Use libcharset instead of nl_langinfo(CODESET) if possible.
nl_langinfo(CODESET)
doesn't always return standardized variations
of encoding names which GNU libiconv understands.
This problem actually affects (at least) NetBSD and OpenBSD:
GHC.IO.Encoding.Iconv.localeEncoding
suffers from this and then even
ghc --version
fails. Here is an example:
/* test1.c */
#include <stdio.h>
#include <locale.h>
#include <langinfo.h>
int main() {
setlocale(LC_ALL, "");
printf("nl_langinfo(CODESET) = \"%s\"\n", nl_langinfo(CODESET));
return 0;
}
% gcc -o test1 test1.c
% LC_ALL=ja_JP.UTF-8 ./test1
nl_langinfo(CODESET) = "UTF-8" // Good.
% iconv -f UTF-8 -t UTF-8 /dev/null && echo ok
ok
% LC_ALL=C ./test1
nl_langinfo(CODESET) = "646" // Wtf? You mean ISO 646?
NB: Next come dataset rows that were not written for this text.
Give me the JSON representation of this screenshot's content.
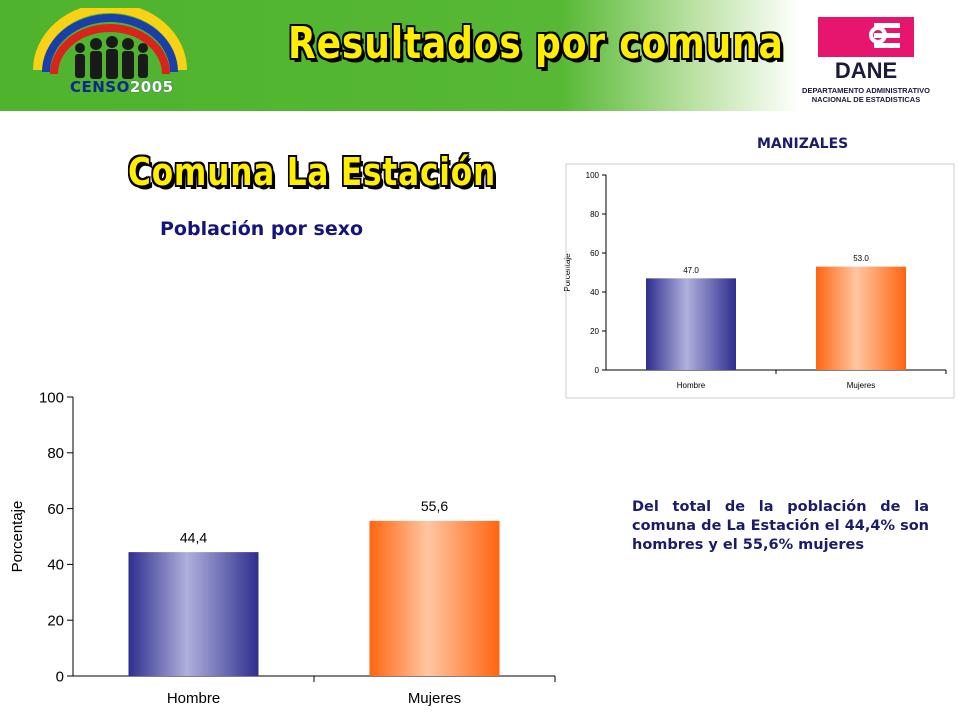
{
  "header": {
    "title": "Resultados por comuna",
    "censo_logo_text": "CENSO",
    "censo_logo_year": "2005",
    "dane_logo_text": "DANE",
    "dane_caption_line1": "DEPARTAMENTO ADMINISTRATIVO",
    "dane_caption_line2": "NACIONAL DE ESTADISTICAS"
  },
  "comuna_title": "Comuna La Estación",
  "section_heading": "Población por sexo",
  "city_label": "MANIZALES",
  "summary_text": "Del total de la población de la comuna de La Estación el 44,4% son hombres y el 55,6% mujeres",
  "colors": {
    "banner_green": "#56b834",
    "title_yellow": "#ffee00",
    "hombre_bar_dark": "#2e2e8f",
    "hombre_bar_light": "#b0b0dc",
    "mujeres_bar_dark": "#ff6510",
    "mujeres_bar_light": "#ffc6a2",
    "dane_magenta": "#e6166e"
  },
  "chart_data": [
    {
      "type": "bar",
      "chart": "comuna",
      "categories": [
        "Hombre",
        "Mujeres"
      ],
      "values": [
        44.4,
        55.6
      ],
      "data_labels": [
        "44,4",
        "55,6"
      ],
      "ylabel": "Porcentaje",
      "ylim": [
        0,
        100
      ],
      "yticks": [
        "0",
        "20",
        "40",
        "60",
        "80",
        "100"
      ],
      "grid": false
    },
    {
      "type": "bar",
      "chart": "manizales",
      "categories": [
        "Hombre",
        "Mujeres"
      ],
      "values": [
        47.0,
        53.0
      ],
      "data_labels": [
        "47.0",
        "53.0"
      ],
      "ylabel": "Porcentaje",
      "ylim": [
        0,
        100
      ],
      "yticks": [
        "0",
        "20",
        "40",
        "60",
        "80",
        "100"
      ],
      "grid": false
    }
  ]
}
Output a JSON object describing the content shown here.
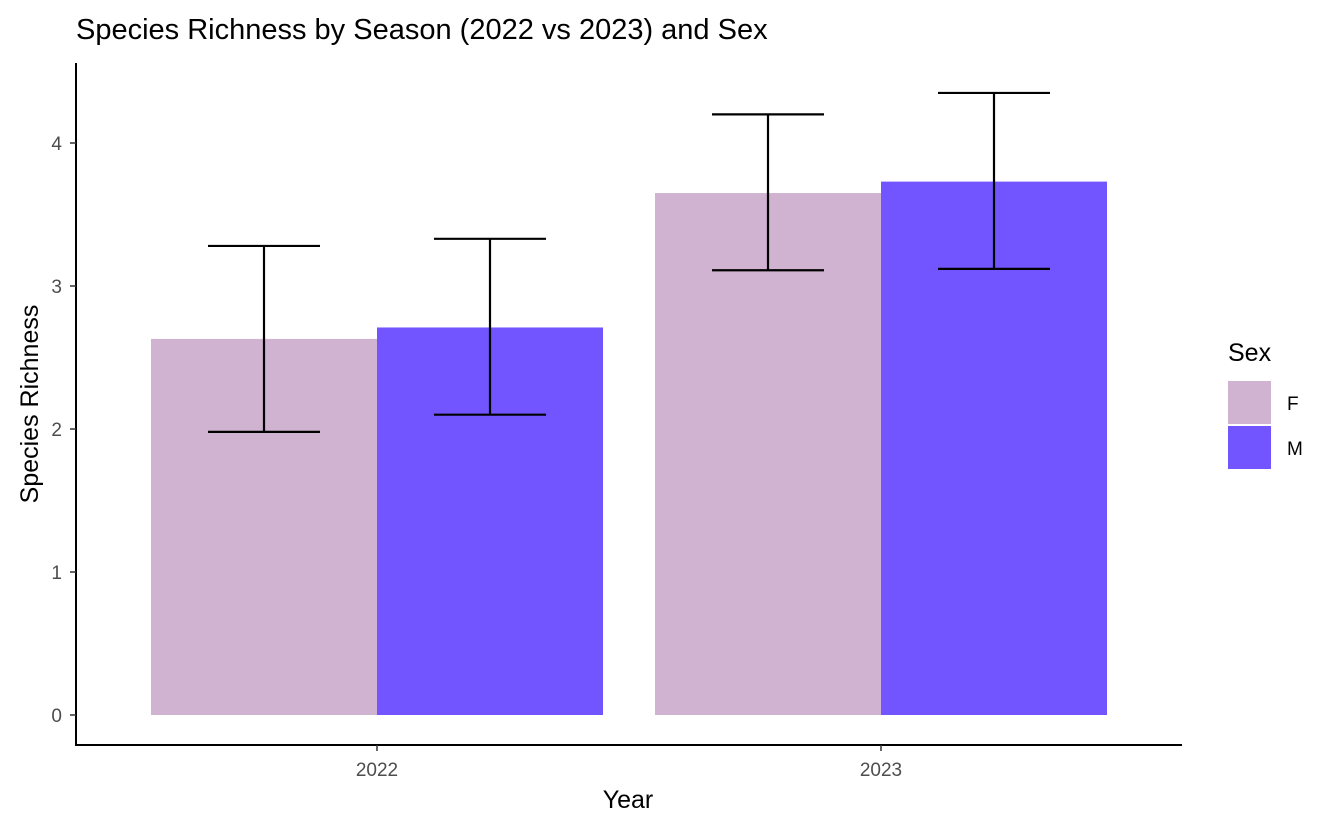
{
  "chart_data": {
    "type": "bar",
    "title": "Species Richness by Season (2022 vs 2023) and Sex",
    "xlabel": "Year",
    "ylabel": "Species Richness",
    "categories": [
      "2022",
      "2023"
    ],
    "ylim": [
      0,
      4.5
    ],
    "yticks": [
      "0",
      "1",
      "2",
      "3",
      "4"
    ],
    "grid": false,
    "legend": {
      "title": "Sex",
      "position": "right"
    },
    "series": [
      {
        "name": "F",
        "color": "#cfb3d0",
        "values": [
          2.63,
          3.65
        ],
        "error_low": [
          1.98,
          3.11
        ],
        "error_high": [
          3.28,
          4.2
        ]
      },
      {
        "name": "M",
        "color": "#7255ff",
        "values": [
          2.71,
          3.73
        ],
        "error_low": [
          2.1,
          3.12
        ],
        "error_high": [
          3.33,
          4.35
        ]
      }
    ]
  }
}
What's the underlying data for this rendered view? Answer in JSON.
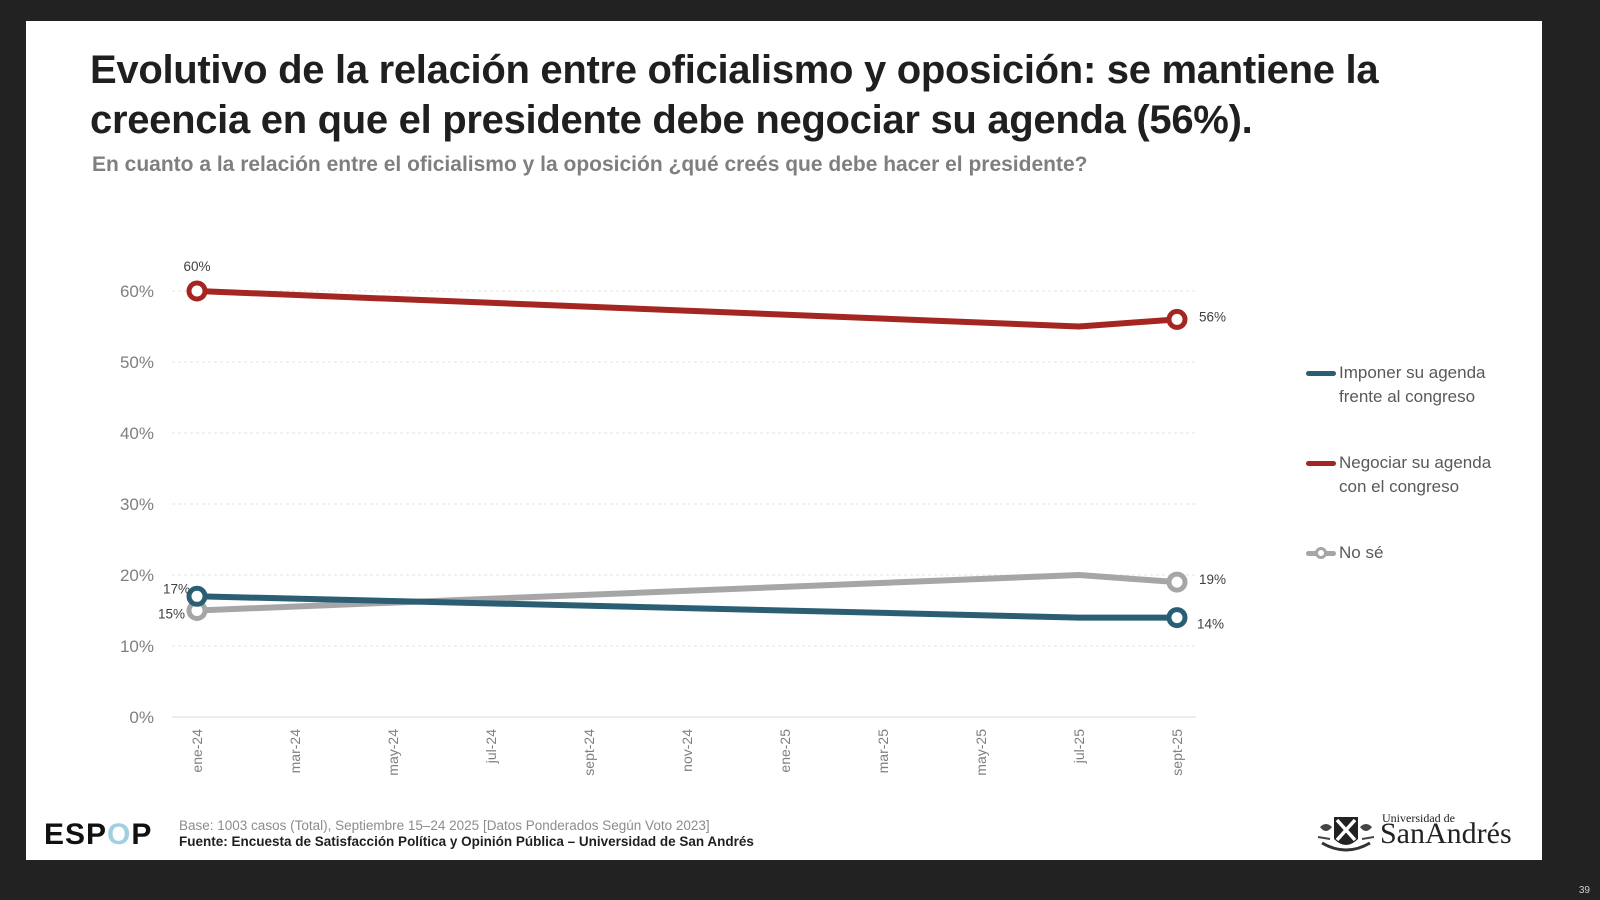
{
  "slide": {
    "title": "Evolutivo de la relación entre oficialismo y oposición: se mantiene la creencia en que el presidente debe negociar su agenda (56%).",
    "subtitle": "En cuanto a la relación entre el oficialismo y la oposición ¿qué creés que debe hacer el presidente?",
    "page_number": "39"
  },
  "footer": {
    "logo_prefix": "ESP",
    "logo_o": "O",
    "logo_suffix": "P",
    "base": "Base: 1003 casos (Total), Septiembre 15–24 2025 [Datos Ponderados Según Voto 2023]",
    "source": "Fuente: Encuesta de Satisfacción Política y Opinión Pública – Universidad de San Andrés",
    "university_small": "Universidad de",
    "university_big": "SanAndrés"
  },
  "chart_data": {
    "type": "line",
    "title": "",
    "xlabel": "",
    "ylabel": "",
    "ylim": [
      0,
      60
    ],
    "yticks": [
      0,
      10,
      20,
      30,
      40,
      50,
      60
    ],
    "ytick_labels": [
      "0%",
      "10%",
      "20%",
      "30%",
      "40%",
      "50%",
      "60%"
    ],
    "grid": true,
    "legend_position": "right",
    "categories": [
      "ene-24",
      "mar-24",
      "may-24",
      "jul-24",
      "sept-24",
      "nov-24",
      "ene-25",
      "mar-25",
      "may-25",
      "jul-25",
      "sept-25"
    ],
    "series": [
      {
        "name": "Imponer su agenda frente al congreso",
        "legend_lines": [
          "Imponer su agenda",
          "frente al congreso"
        ],
        "color": "#2a5f73",
        "points": [
          {
            "x": "ene-24",
            "y": 17
          },
          {
            "x": "jul-25",
            "y": 14
          },
          {
            "x": "sept-25",
            "y": 14
          }
        ],
        "labels": [
          {
            "x": "ene-24",
            "text": "17%",
            "pos": "left"
          },
          {
            "x": "sept-25",
            "text": "14%",
            "pos": "right-below"
          }
        ],
        "markers": [
          "ene-24",
          "sept-25"
        ]
      },
      {
        "name": "Negociar su agenda con el congreso",
        "legend_lines": [
          "Negociar su agenda",
          "con el congreso"
        ],
        "color": "#a52520",
        "points": [
          {
            "x": "ene-24",
            "y": 60
          },
          {
            "x": "jul-25",
            "y": 55
          },
          {
            "x": "sept-25",
            "y": 56
          }
        ],
        "labels": [
          {
            "x": "ene-24",
            "text": "60%",
            "pos": "above"
          },
          {
            "x": "sept-25",
            "text": "56%",
            "pos": "right"
          }
        ],
        "markers": [
          "ene-24",
          "sept-25"
        ]
      },
      {
        "name": "No sé",
        "legend_lines": [
          "No sé"
        ],
        "color": "#a6a6a6",
        "points": [
          {
            "x": "ene-24",
            "y": 15
          },
          {
            "x": "jul-25",
            "y": 20
          },
          {
            "x": "sept-25",
            "y": 19
          }
        ],
        "labels": [
          {
            "x": "ene-24",
            "text": "15%",
            "pos": "left"
          },
          {
            "x": "sept-25",
            "text": "19%",
            "pos": "right"
          }
        ],
        "markers": [
          "ene-24",
          "sept-25"
        ]
      }
    ]
  }
}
% iconv -f 646 -t UTF-8 /dev/null && echo ok
iconv: conversion from 646 unsupported
iconv: try 'iconv -l' to get the list of supported encodings
% uname -a
NetBSD netbsd 5.99.20 NetBSD 5.99.20 (ADJUSTED) #0: Mon Oct 5 15:05:08 JST 2009
root@netbsd:/usr/obj/sys/arch/i386/compile/ADJUSTED i386
%
So we should use libcharset if possible, which is shipped together with GNU libiconv. See: http://www.haible.de/bruno/packages-libcharset.html
/* test2.c */
#include <stdio.h>
#include <locale.h>
#include <libcharset.h>
int main() {
setlocale(LC_ALL, "");
printf("locale_charset() = \"%s\"\n", locale_charset());
return 0;
}
% gcc -o test2 test2.c -I/usr/pkg/include -L/usr/pkg/lib -lcharset
% LC_ALL=ja_JP.UTF-8 ./test2
locale_charset() = "UTF-8" // Good.
% LC_ALL=C ./test2
locale_charset() = "ASCII" // Good!
% iconv -f ASCII -t UTF-8 /dev/null && echo ok
ok
%
Trac metadata
Trac field | Value |
---|---|
Version | 6.13 |
Type | Bug |
TypeOfFailure | OtherFailure |
Priority | normal |
Resolution | Unresolved |
Component | libraries/base |
Test case | |
Differential revisions | |
BlockedBy | |
Related | |
Blocking | |
CC | |
Operating system | |
Architecture |